A. Definitely. Since the time the upcountry people migrated to Sri Lanka from India, they have not had proper houses for shelter. During the interim period, I spent funds to build 377 houses. 300 houses have already been completed. I handed over the completed houses to the people last month. For the first time in history, measures were taken to build their houses in order to uplift their living conditions. All this time, their needs had been neglected. That was done under my purview. The government has implemented whatever the tasks that were possible. Within a short period of time, everything could not be done. However, many tasks were completed. For example, executive powers of the president have been reduced, cost of living was brought down as a result of reduced prices and relief given to the people, and the police department has been made independent. During the Mahinda Rajapaksa regime, he had his own police whereas now the Sri Lankan police functions independently. When Thondaman was in power, even in the Nuwara Eliya district, the police did not accept any of our complaints. Now, everybody is treated equally.
Besides, during the interim period, the UNP did not have the majority in parliament and, therefore, they did not have the power to see to the necessary changes. The opposition did not allow it. Therefore, once a stable UNP government is established after the August election, the President and the Prime Minister Ranil Wickremasinghe will have to join forces and implement what could not be implemented during that period.

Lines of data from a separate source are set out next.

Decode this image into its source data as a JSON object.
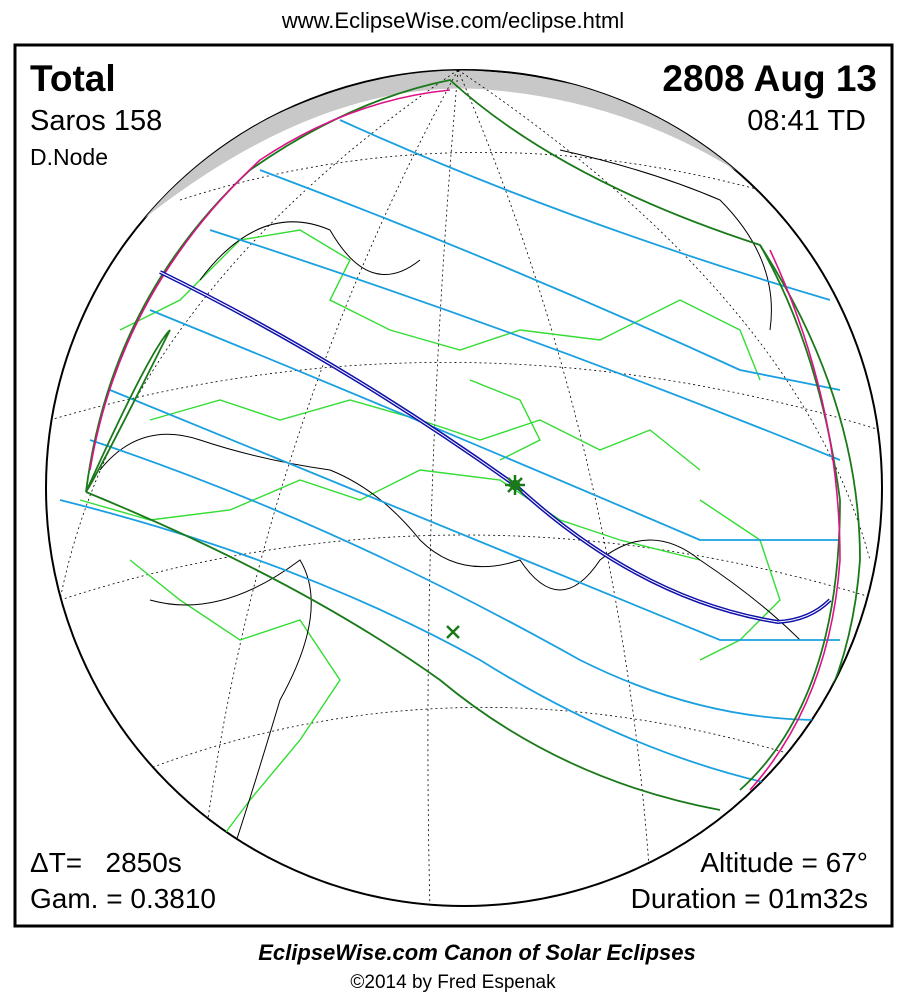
{
  "header": {
    "url": "www.EclipseWise.com/eclipse.html"
  },
  "panel": {
    "eclipse_type": "Total",
    "saros": "Saros 158",
    "node": "D.Node",
    "date": "2808 Aug 13",
    "time": "08:41 TD",
    "delta_t": "ΔT=   2850s",
    "gamma": "Gam. = 0.3810",
    "altitude": "Altitude = 67°",
    "duration": "Duration = 01m32s"
  },
  "footer": {
    "title": "EclipseWise.com Canon of Solar Eclipses",
    "copyright": "©2014 by Fred Espenak"
  }
}
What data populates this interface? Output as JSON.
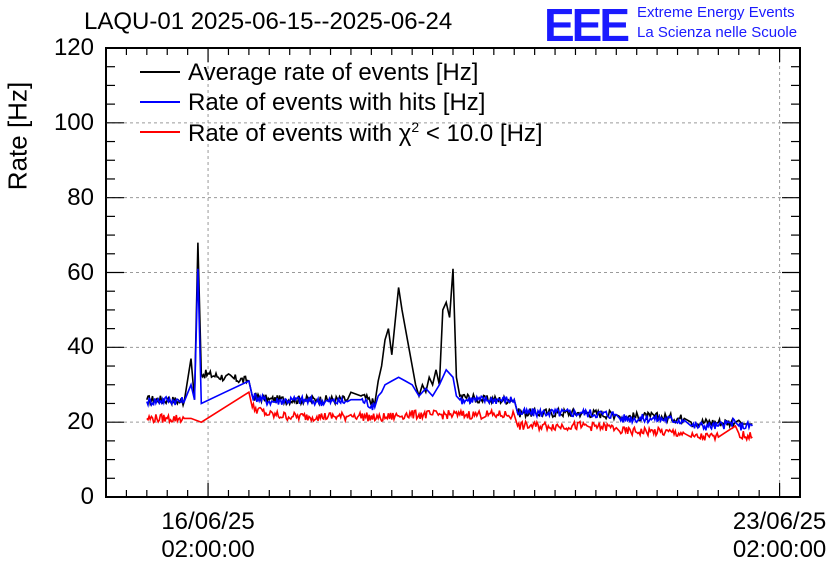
{
  "chart_data": {
    "type": "line",
    "title": "LAQU-01 2025-06-15--2025-06-24",
    "xlabel": "",
    "ylabel": "Rate [Hz]",
    "ylim": [
      0,
      120
    ],
    "yticks": [
      0,
      20,
      40,
      60,
      80,
      100,
      120
    ],
    "xlim_hours": [
      0,
      204
    ],
    "xticks": [
      {
        "date": "16/06/25",
        "time": "02:00:00",
        "hour": 30
      },
      {
        "date": "23/06/25",
        "time": "02:00:00",
        "hour": 198
      }
    ],
    "grid": true,
    "legend_position": "top-left",
    "series": [
      {
        "name": "Average rate of events [Hz]",
        "color": "#000000",
        "points": [
          [
            12,
            26
          ],
          [
            18,
            26
          ],
          [
            23,
            25.5
          ],
          [
            25,
            37
          ],
          [
            26,
            26
          ],
          [
            27,
            68
          ],
          [
            28,
            33
          ],
          [
            35,
            32
          ],
          [
            42,
            31
          ],
          [
            43,
            27
          ],
          [
            48,
            26
          ],
          [
            55,
            26
          ],
          [
            62,
            26
          ],
          [
            71,
            26
          ],
          [
            72,
            28
          ],
          [
            75,
            27
          ],
          [
            79,
            25
          ],
          [
            80,
            31
          ],
          [
            81,
            35
          ],
          [
            82,
            42
          ],
          [
            83,
            45
          ],
          [
            84,
            38
          ],
          [
            85,
            47
          ],
          [
            86,
            56
          ],
          [
            87,
            50
          ],
          [
            88,
            45
          ],
          [
            89,
            40
          ],
          [
            90,
            35
          ],
          [
            91,
            30
          ],
          [
            92,
            27
          ],
          [
            93,
            30
          ],
          [
            94,
            28
          ],
          [
            95,
            32
          ],
          [
            96,
            30
          ],
          [
            97,
            34
          ],
          [
            98,
            30
          ],
          [
            99,
            50
          ],
          [
            100,
            52
          ],
          [
            101,
            48
          ],
          [
            102,
            61
          ],
          [
            103,
            32
          ],
          [
            104,
            27
          ],
          [
            110,
            26
          ],
          [
            115,
            26
          ],
          [
            120,
            26
          ],
          [
            121,
            22.5
          ],
          [
            130,
            22.5
          ],
          [
            140,
            22.5
          ],
          [
            150,
            22
          ],
          [
            151,
            21.5
          ],
          [
            160,
            21.5
          ],
          [
            170,
            21
          ],
          [
            172,
            20
          ],
          [
            180,
            20
          ],
          [
            185,
            20
          ],
          [
            186,
            20.5
          ],
          [
            187,
            19.5
          ],
          [
            190,
            19.5
          ]
        ]
      },
      {
        "name": "Rate of events with hits [Hz]",
        "color": "#0000ff",
        "points": [
          [
            12,
            25.5
          ],
          [
            18,
            26
          ],
          [
            23,
            25.5
          ],
          [
            25,
            30
          ],
          [
            26,
            26
          ],
          [
            27,
            61
          ],
          [
            28,
            25
          ],
          [
            35,
            28
          ],
          [
            42,
            31
          ],
          [
            43,
            27
          ],
          [
            48,
            25.5
          ],
          [
            55,
            26
          ],
          [
            62,
            25.5
          ],
          [
            71,
            25.5
          ],
          [
            72,
            26
          ],
          [
            75,
            26
          ],
          [
            79,
            24
          ],
          [
            80,
            27
          ],
          [
            81,
            28
          ],
          [
            82,
            30
          ],
          [
            84,
            31
          ],
          [
            86,
            32
          ],
          [
            88,
            31
          ],
          [
            90,
            30
          ],
          [
            92,
            27
          ],
          [
            94,
            29
          ],
          [
            96,
            27
          ],
          [
            98,
            30
          ],
          [
            100,
            34
          ],
          [
            102,
            32
          ],
          [
            103,
            27
          ],
          [
            104,
            26
          ],
          [
            110,
            26
          ],
          [
            115,
            26
          ],
          [
            120,
            26
          ],
          [
            121,
            22.5
          ],
          [
            130,
            22.5
          ],
          [
            140,
            22.5
          ],
          [
            150,
            22
          ],
          [
            151,
            21
          ],
          [
            160,
            21
          ],
          [
            170,
            20.5
          ],
          [
            172,
            19
          ],
          [
            180,
            19
          ],
          [
            185,
            20
          ],
          [
            186,
            19
          ],
          [
            190,
            19
          ]
        ]
      },
      {
        "name": "Rate of events with χ² < 10.0 [Hz]",
        "color": "#ff0000",
        "points": [
          [
            12,
            21
          ],
          [
            18,
            21
          ],
          [
            23,
            21
          ],
          [
            25,
            21
          ],
          [
            28,
            20
          ],
          [
            35,
            24
          ],
          [
            42,
            28
          ],
          [
            43,
            24
          ],
          [
            48,
            22
          ],
          [
            55,
            21.5
          ],
          [
            62,
            21.5
          ],
          [
            71,
            21.5
          ],
          [
            72,
            22
          ],
          [
            80,
            21
          ],
          [
            88,
            22
          ],
          [
            96,
            22
          ],
          [
            104,
            22
          ],
          [
            110,
            22
          ],
          [
            115,
            22
          ],
          [
            120,
            22
          ],
          [
            121,
            19
          ],
          [
            130,
            19
          ],
          [
            140,
            19
          ],
          [
            150,
            18.5
          ],
          [
            151,
            17.5
          ],
          [
            160,
            17.5
          ],
          [
            170,
            17
          ],
          [
            172,
            16
          ],
          [
            180,
            16
          ],
          [
            185,
            19
          ],
          [
            186,
            17
          ],
          [
            190,
            16
          ]
        ]
      }
    ]
  },
  "logo": {
    "mark": "EEE",
    "line1": "Extreme Energy Events",
    "line2": "La Scienza nelle Scuole"
  },
  "legend": [
    {
      "label_main": "Average rate of events [Hz]",
      "label_sup": "",
      "label_end": "",
      "color": "#000000"
    },
    {
      "label_main": "Rate of events with hits [Hz]",
      "label_sup": "",
      "label_end": "",
      "color": "#0000ff"
    },
    {
      "label_main": "Rate of events with χ",
      "label_sup": "2",
      "label_end": " < 10.0 [Hz]",
      "color": "#ff0000"
    }
  ]
}
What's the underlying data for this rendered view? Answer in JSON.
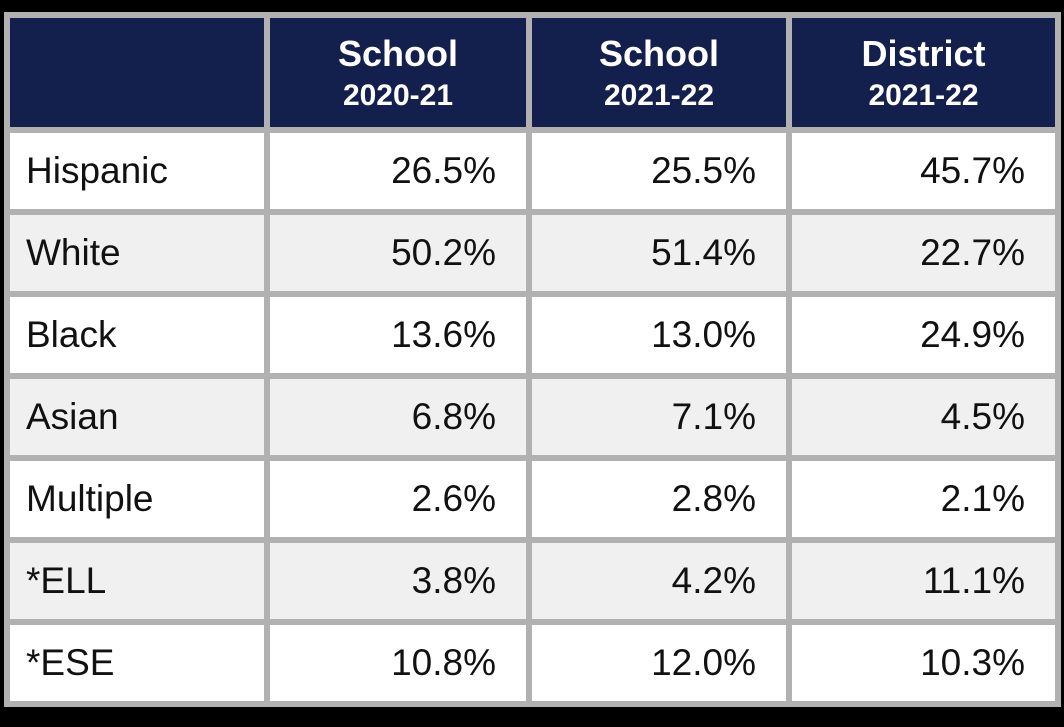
{
  "colors": {
    "frame": "#000000",
    "header_bg": "#131F4D",
    "header_text": "#FFFFFF",
    "grid": "#B1B1B1",
    "row_odd_bg": "#FFFFFF",
    "row_even_bg": "#F0F0F0",
    "body_text": "#111111"
  },
  "chart_data": {
    "type": "table",
    "columns": [
      {
        "title": "",
        "subtitle": ""
      },
      {
        "title": "School",
        "subtitle": "2020-21"
      },
      {
        "title": "School",
        "subtitle": "2021-22"
      },
      {
        "title": "District",
        "subtitle": "2021-22"
      }
    ],
    "rows": [
      {
        "label": "Hispanic",
        "values": [
          "26.5%",
          "25.5%",
          "45.7%"
        ]
      },
      {
        "label": "White",
        "values": [
          "50.2%",
          "51.4%",
          "22.7%"
        ]
      },
      {
        "label": "Black",
        "values": [
          "13.6%",
          "13.0%",
          "24.9%"
        ]
      },
      {
        "label": "Asian",
        "values": [
          "6.8%",
          "7.1%",
          "4.5%"
        ]
      },
      {
        "label": "Multiple",
        "values": [
          "2.6%",
          "2.8%",
          "2.1%"
        ]
      },
      {
        "label": "*ELL",
        "values": [
          "3.8%",
          "4.2%",
          "11.1%"
        ]
      },
      {
        "label": "*ESE",
        "values": [
          "10.8%",
          "12.0%",
          "10.3%"
        ]
      }
    ]
  }
}
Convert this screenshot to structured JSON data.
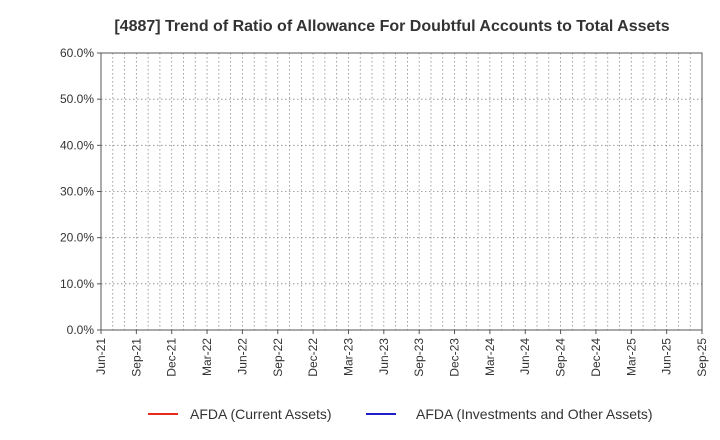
{
  "chart_data": {
    "type": "line",
    "title": "[4887]  Trend of Ratio of Allowance For Doubtful Accounts to Total Assets",
    "xlabel": "",
    "ylabel": "",
    "x_tick_labels": [
      "Jun-21",
      "Sep-21",
      "Dec-21",
      "Mar-22",
      "Jun-22",
      "Sep-22",
      "Dec-22",
      "Mar-23",
      "Jun-23",
      "Sep-23",
      "Dec-23",
      "Mar-24",
      "Jun-24",
      "Sep-24",
      "Dec-24",
      "Mar-25",
      "Jun-25",
      "Sep-25"
    ],
    "x_range": [
      "2021-06",
      "2025-09"
    ],
    "y_tick_labels": [
      "0.0%",
      "10.0%",
      "20.0%",
      "30.0%",
      "40.0%",
      "50.0%",
      "60.0%"
    ],
    "ylim": [
      0,
      60
    ],
    "y_unit": "%",
    "grid": true,
    "legend_position": "bottom",
    "series": [
      {
        "name": "AFDA (Current Assets)",
        "color": "#e8291c",
        "values": []
      },
      {
        "name": "AFDA (Investments and Other Assets)",
        "color": "#1f1fc8",
        "values": []
      }
    ]
  }
}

Q. Estate workers have continued to suffer due to poor wages. Recently, a trade union action demanded an increase in their salary. If you come in to power, how do you expect to address their issues?
A. The government cannot quite intervene in this problem. There are two sides. The unions deal with the issue. Even when I was with the government, we could not do much to address this issue through the budget. My idea is that neither companies nor people should experience any loss. People should be given better wages but, when encouraging that, if the companies experience loss, then, that will affect the national economy. That balance is very difficult to maintain.
Q. What is the focus of the TPA campaign at the upcoming election?
A. President Sirisena believes in ethnic harmony. He will not trouble the ethnic minority in the country. He is not an extreme nationalist or a racist like Rajapaksa. The minority favours President Sirisena as well as the UNP. If a mandate is given to the UNP to develop the country under President Sirisena as the leader of the country, Sri Lanka can be developed in terms of economy, infrastructure, education and health. A country cannot be developed only by constructing highways and roads. Development needs more insight.
Anybody can take loans for higher interest rates and lay carpet on the roads. If the UNP government is given the opportunity, a five years period is enough to do the necessary development. They cannot develop a country without the minority. We have to join forces and rise together as a nation. At present, even the international community praises the president whereas, during the previous regime, the former president did not manage to maintain cordial relationships with the international community.
Those days, there were extremist groups like Bodu Bala Sena (BBS) attacking Muslims and Tamils in the country. Now, we do not experience any of those. If Rajapaksa continues to talk about Sinhala extremism, it will take him towards his downfall. It will be his defeat. I am sure this time UNP will have a landmark victory in Nuwara Eliya, with my support.